出演 フェルナンド・レイ/カトリーヌ・ドヌーブ

コミック調の変態映画 

出演がカトリーヌ・ドヌーブにフェルナンド・レイといえば本作の4年前に「哀しみのトリスターナ」がある。監督はホアンの父、ルイス・ブニュエルだった。ドヌーブは少女にして娼婦同様の扱いを義父フェルナンドによって教えこまれて本来の魔性にめざめ、義足となった傷害にもかかわらずフェルナンドをアゴでこきつかい、コテンパに痛めつける、という筋書きだったのが「トリスターナ」。大筋は本作もあまり変わりない。でもちょっとちがう。親父は人間のシュールに一生こだわったけど、息子はメルヘンっぽいオカルトになっている。「赤いブーツの女」の前に撮ったのが「悪霊の家」(1972)、本作の後には「呪われた家」(1975)さらに「怨念の家」(1984)「背徳の性書」(1989)と、タイトルだけでおどろおどろしい映画がズラリ。
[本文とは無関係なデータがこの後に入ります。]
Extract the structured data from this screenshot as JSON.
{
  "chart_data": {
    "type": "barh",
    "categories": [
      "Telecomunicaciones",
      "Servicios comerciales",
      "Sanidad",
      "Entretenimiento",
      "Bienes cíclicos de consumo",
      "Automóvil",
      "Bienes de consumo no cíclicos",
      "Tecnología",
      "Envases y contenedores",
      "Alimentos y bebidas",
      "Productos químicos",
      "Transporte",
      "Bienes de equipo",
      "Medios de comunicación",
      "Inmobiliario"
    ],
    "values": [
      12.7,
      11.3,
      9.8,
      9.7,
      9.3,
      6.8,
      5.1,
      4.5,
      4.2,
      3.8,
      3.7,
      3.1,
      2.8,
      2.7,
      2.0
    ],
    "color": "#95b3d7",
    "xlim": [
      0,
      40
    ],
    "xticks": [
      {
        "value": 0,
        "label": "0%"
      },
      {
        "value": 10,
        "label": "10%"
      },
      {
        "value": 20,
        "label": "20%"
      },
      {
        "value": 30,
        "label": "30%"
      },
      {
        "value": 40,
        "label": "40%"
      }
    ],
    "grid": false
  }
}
見ていないのにこんなこというのはナンだけど「赤いブーツ」の延長線上で考えると、どうにもこうにも変態ムードを想像してしまったのだ▼本作のヒロイン、フランソワーズ(カトリーヌ・ドヌーブ)は内容が難解でひとつも売れない小説家。でも不思議な予知能力がある。株式仲介人のペルー(フェルナンド・レイ)はある日コーヒーを飲もうとしているとフランソワーズが近づき「100フランちょうだい、いいもの見せてあげるわ」いうやコートの前をひろげると全裸だった。パッと開けパッと閉めるからほんの一瞬だがドヌーブの真正面からのヌードである。もちろん喫茶店でそんなことができるはずがなくペルーの白昼夢なのだけど、以来ペルーはフランソワーズをつけ回す。ドヌーブは終始Gパンにセーターに赤いブーツといういでたちである。絵描きの恋人リシャールと同居しているが、友人であるような恋人であるようなハッキリしない仲だ。変態と怪奇が好きな怪しげな女ってドヌーブの得意中の得意ですね。本屋で自分の本に関心を示したのは若い出版社の社長のマルクだった。ペルーは芸術家に対するあこがれと嫉妬のいりまじったヘンな親父で、屋敷に芸術家を招聘しては殺害する。このペルーの屋敷にフランソワーズ、マルク、リシャールが招かれる。フランソワーズは透視能力で彫刻家がこの家で殺されたことを知る▼「赤いブーツの女」の冴えないところは、サスペンスでもなくスリラーでもなく、ドヌーブのワンマンショーでもなく、わたしたちの住む現実がいつも混乱しているからって映画まで半端に混乱させることはないだろ、そう思ってしまうことだ。親父ブニュエルの映画はわけのわからないところはあったけど「そうだなー。こんな無意味で満ちているのが世間の実態かもね」という現実喝破の力強さと共感があった。息子ブニュエルは幻想や混乱をコミックにしてしまった。だから殺人とか自殺とか事故死とか、陰惨な状況が劇中にあるのだけど出演者全員が寄ってタカってまともにとりあわないのだ。そう監督がさせている。あげくのはてにヒロインはくじ引きで相方を決め、彼と絵のなかに入り消えていく。フランソワーズにかしずく家政婦でなくても、ばかばかしくなって皿を割りたくなるだろう。この家政婦がじつはただものではない。演じるのはラウラ・ベッティ。パゾリーニ映画の常連で「テオレマ」でベネティア映画祭主演女優賞を取った演技派だ。黒ずくめのずんぐりしたフクロウみたいな格好で登場するが、劇中劇の狂騒のドタバタシーンではみちがえるような容貌と挙措をみせる。彼女はジャズ歌手としてデビューしてのち映画界に入った。「友よ 静かに死ね」はアラン・ドロン制作、監督ジャック・ドレー、脚本アルフォンス・ブーダールとジャン・クロード・カリエール(本作の脚本も)「1900年」では制作・監督ベルナルド・ベルトリッチ、共演ロバート・デ・ニーロ、ドミニク・サンダ。わざわざよりすぐったようなウルサ型の中で彼女は仕事をしている。配役をみるかぎりものすごく贅沢だが、それがもったいないくらい、この映画の軽さはどうしようもない。